Whilst probabilities of a soft landing for the US economy have improved post-election, this also brings up the “no-landing” scenario.
This is a situation where the US economy keeps growing and inflation reignites, making it harder for the Fed to cut interest rates. Overall, whether good or bad, this election result is likely to reinforce the idea of American exceptionalism.
Major economies – particularly Europe and China – will have to navigate the changes to US trade policy, which have potential to weaken their own growth prospects. The Eurozone economy was relatively stagnant throughout 2024, facing a range of cyclical and structural challenges.
This should, however, improve going into 2025, as falling inflation and lower interest rates help boost consumer confidence. In addition, what happens in China (a major consumer of European exports) will remain a key driver.
Geopolitical events will also continue to weigh on investors’ minds in 2025.
While these events are often unpredictable and difficult to trade around, the team will continue to monitor any developments that could impact Plans.
The UK will also have to navigate the new geopolitical climate.
Given the UK’s exports consist mainly of services, the worst of the tariffs may be avoided — but their full effect is still unclear.
It’s also early days for the new Labour government. However, with latest gross domestic product (GDP) figures showing little growth and businesses bracing themselves for the upcoming increase in National Insurance, the next few months will be crucial for Labour’s economic reputation.
Risks also remain surrounding the disproportionate influence of mega caps such as the Magnificent 7, which played a huge role in markets throughout 2024. The earnings these companies need to deliver to satisfy investors is becoming increasingly challenging.
Despite beating estimates, an example of this is Nvidia’s stock price drop after posting its earnings report in November.
The development of Artificial Intelligence (AI) has obviously been a huge driving factor for these companies. And, as we continue to learn more about AI’s everyday potential, their growth prospects will be affected accordingly.
Despite valuations being a poor timing tool, these companies (and indeed the whole market) are close to all-time highs, suggesting caution to the experienced investor.

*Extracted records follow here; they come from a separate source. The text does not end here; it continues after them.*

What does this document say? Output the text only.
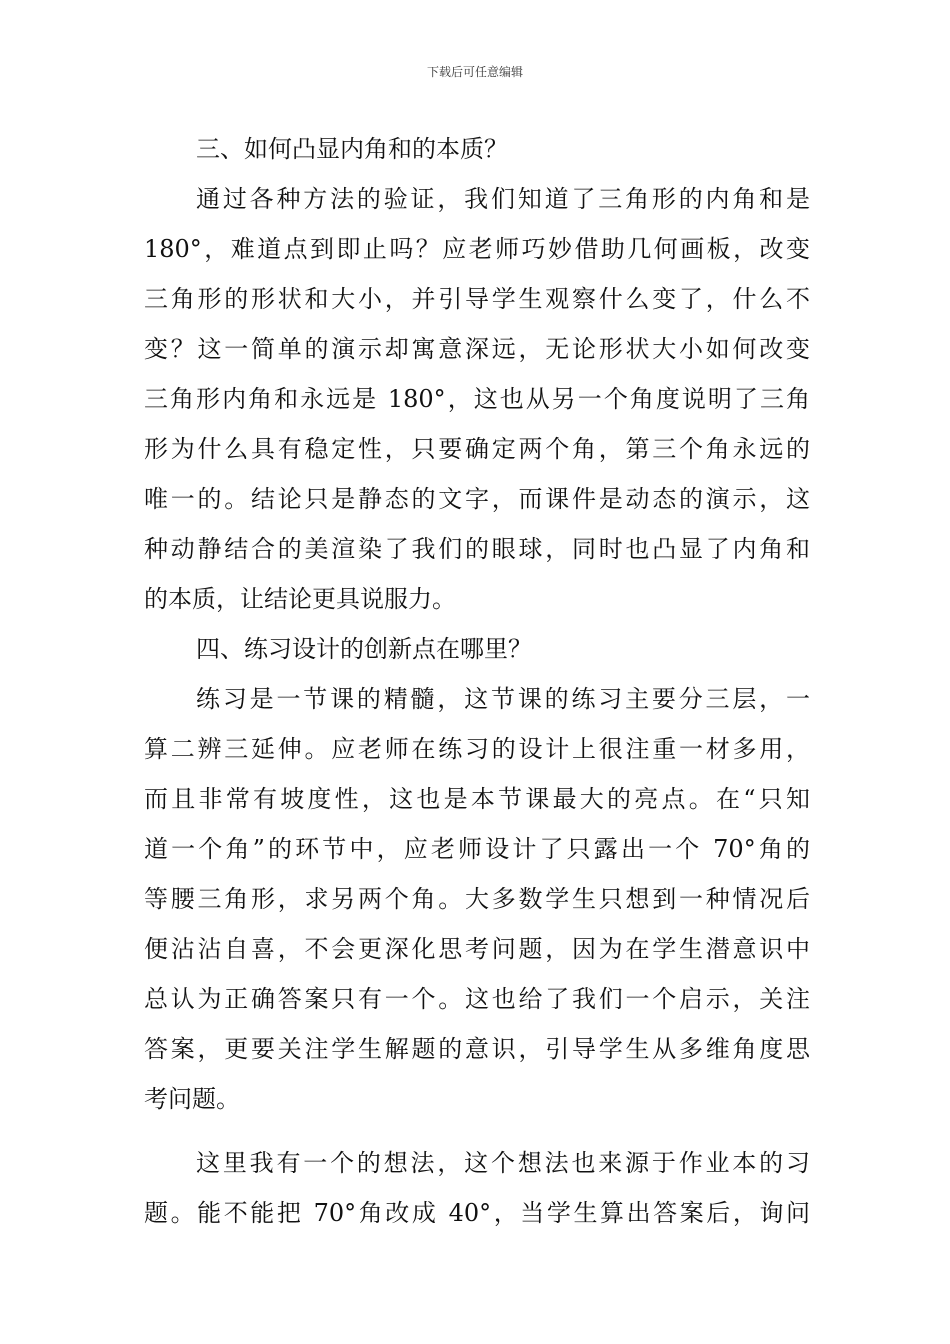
下载后可任意编辑
三、如何凸显内角和的本质？
通过各种方法的验证，我们知道了三角形的内角和是
180°，难道点到即止吗？应老师巧妙借助几何画板，改变
三角形的形状和大小，并引导学生观察什么变了，什么不
变？这一简单的演示却寓意深远，无论形状大小如何改变
三角形内角和永远是 180°，这也从另一个角度说明了三角
形为什么具有稳定性，只要确定两个角，第三个角永远的
唯一的。结论只是静态的文字，而课件是动态的演示，这
种动静结合的美渲染了我们的眼球，同时也凸显了内角和
的本质，让结论更具说服力。
四、练习设计的创新点在哪里？
练习是一节课的精髓，这节课的练习主要分三层，一
算二辨三延伸。应老师在练习的设计上很注重一材多用，
而且非常有坡度性，这也是本节课最大的亮点。在“只知
道一个角”的环节中，应老师设计了只露出一个 70°角的
等腰三角形，求另两个角。大多数学生只想到一种情况后
便沾沾自喜，不会更深化思考问题，因为在学生潜意识中
总认为正确答案只有一个。这也给了我们一个启示，关注
答案，更要关注学生解题的意识，引导学生从多维角度思
考问题。
这里我有一个的想法，这个想法也来源于作业本的习
题。能不能把 70°角改成 40°，当学生算出答案后，询问
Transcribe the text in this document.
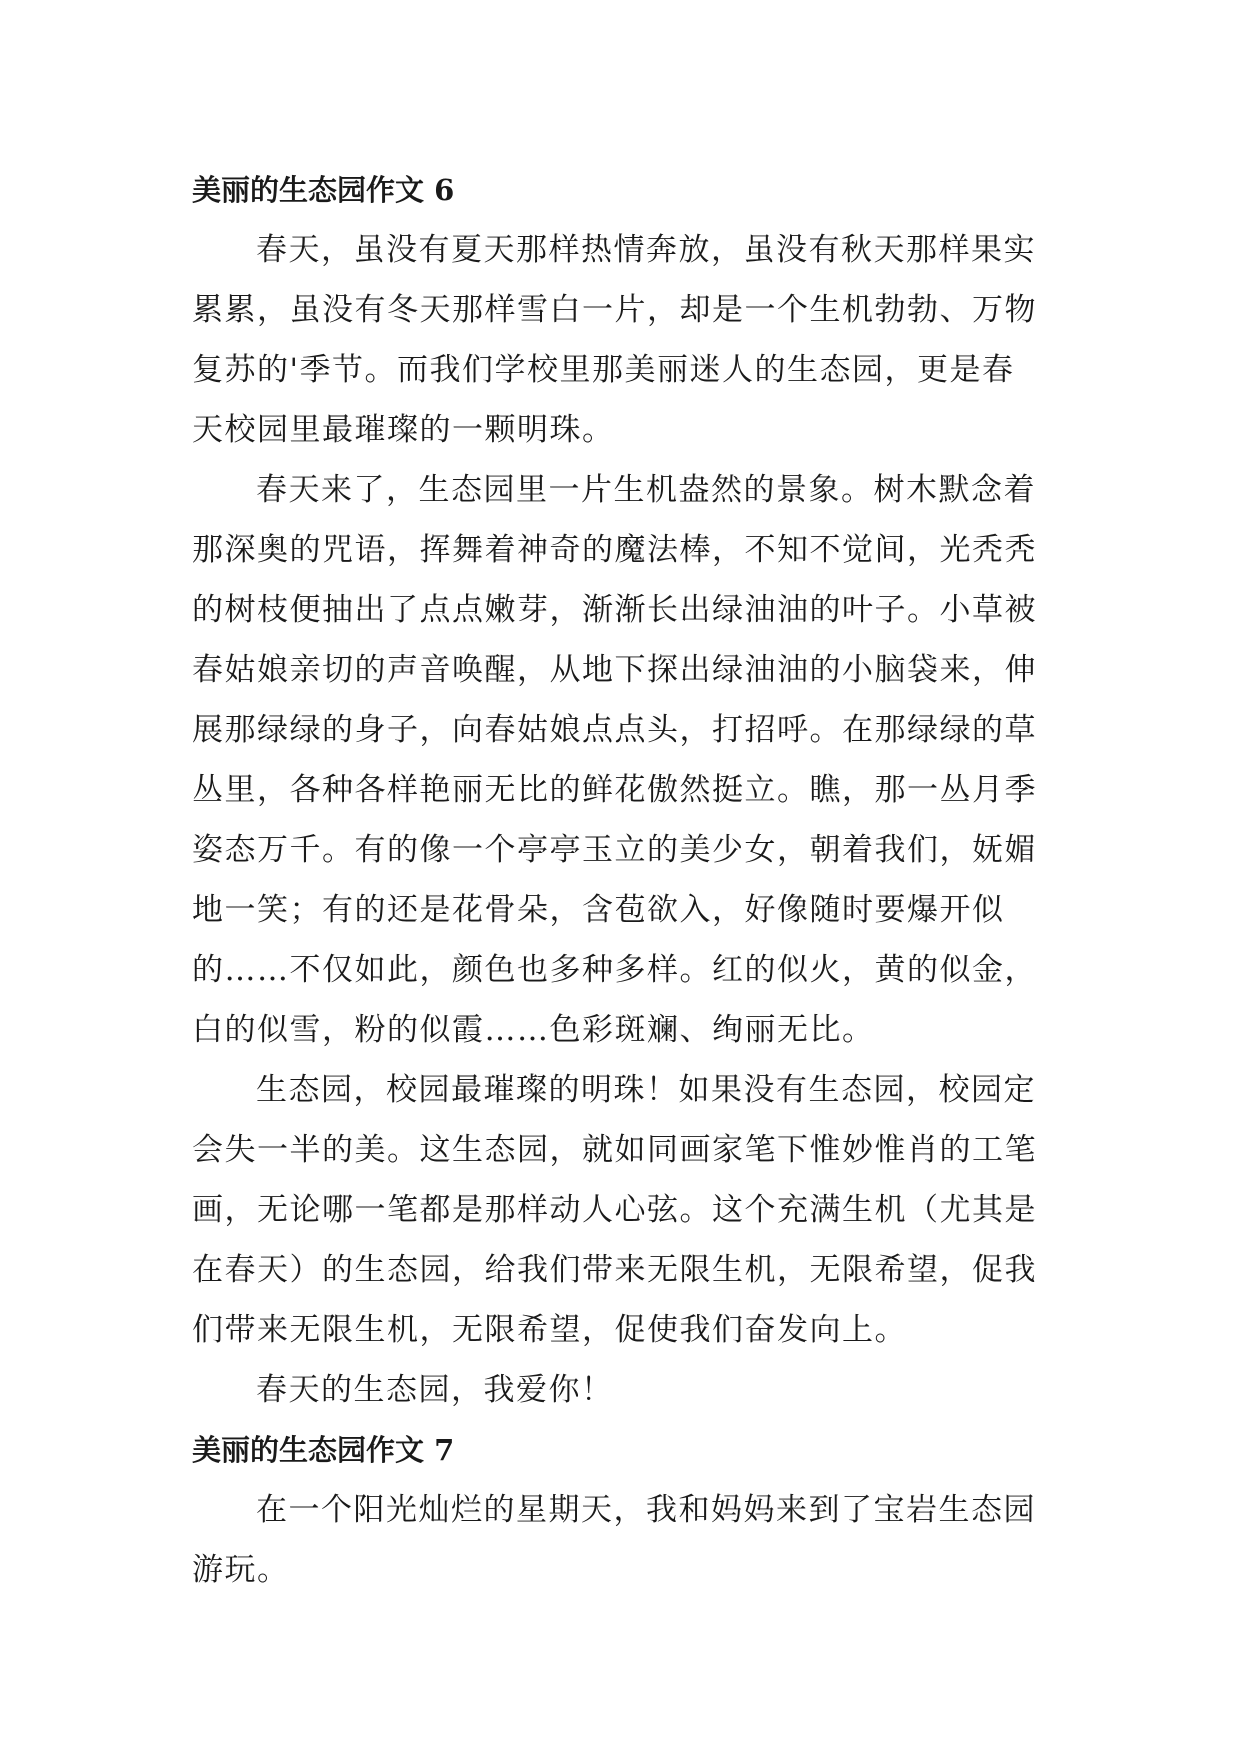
美丽的生态园作文 6

春天，虽没有夏天那样热情奔放，虽没有秋天那样果实
累累，虽没有冬天那样雪白一片，却是一个生机勃勃、万物
复苏的'季节。而我们学校里那美丽迷人的生态园，更是春
天校园里最璀璨的一颗明珠。

春天来了，生态园里一片生机盎然的景象。树木默念着
那深奥的咒语，挥舞着神奇的魔法棒，不知不觉间，光秃秃
的树枝便抽出了点点嫩芽，渐渐长出绿油油的叶子。小草被
春姑娘亲切的声音唤醒，从地下探出绿油油的小脑袋来，伸
展那绿绿的身子，向春姑娘点点头，打招呼。在那绿绿的草
丛里，各种各样艳丽无比的鲜花傲然挺立。瞧，那一丛月季
姿态万千。有的像一个亭亭玉立的美少女，朝着我们，妩媚
地一笑；有的还是花骨朵，含苞欲入，好像随时要爆开似
的……不仅如此，颜色也多种多样。红的似火，黄的似金，
白的似雪，粉的似霞……色彩斑斓、绚丽无比。

生态园，校园最璀璨的明珠！如果没有生态园，校园定
会失一半的美。这生态园，就如同画家笔下惟妙惟肖的工笔
画，无论哪一笔都是那样动人心弦。这个充满生机（尤其是
在春天）的生态园，给我们带来无限生机，无限希望，促我
们带来无限生机，无限希望，促使我们奋发向上。

春天的生态园，我爱你！

美丽的生态园作文 7

在一个阳光灿烂的星期天，我和妈妈来到了宝岩生态园
游玩。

Because of this, we hold a relatively cautious position for your Investment Plans, currently slightly underweight on what would be our neutral equity position. We increased your exposure to shares throughout 2024 and, whilst it’s clear that sentiment and momentum are playing an ever-increasing role in markets, we remain confident in this positioning.
We’re still seeing a lot of risks in the market that may not be fully appreciated, as valuations of markets like the US have only become more inflated since the US election.
At Wealthify, this is something we’ll continuously evaluate going through 2025.
We’ll be looking for opportunities to best position your investments — with the goal of protecting your money and achieving your long-term objectives.
We’re also optimistic that the diverse set of opportunities we’ve selected will continue to have a positive effect on Plans, whilst providing protection if economic conditions change.
Please remember the value of your investments can go down as well as up, and you could get back less than invested.
Past performance is not a reliable indicator of future results.
Wealthify does not provide financial advice. Please seek financial advice if you’re unsure about investing.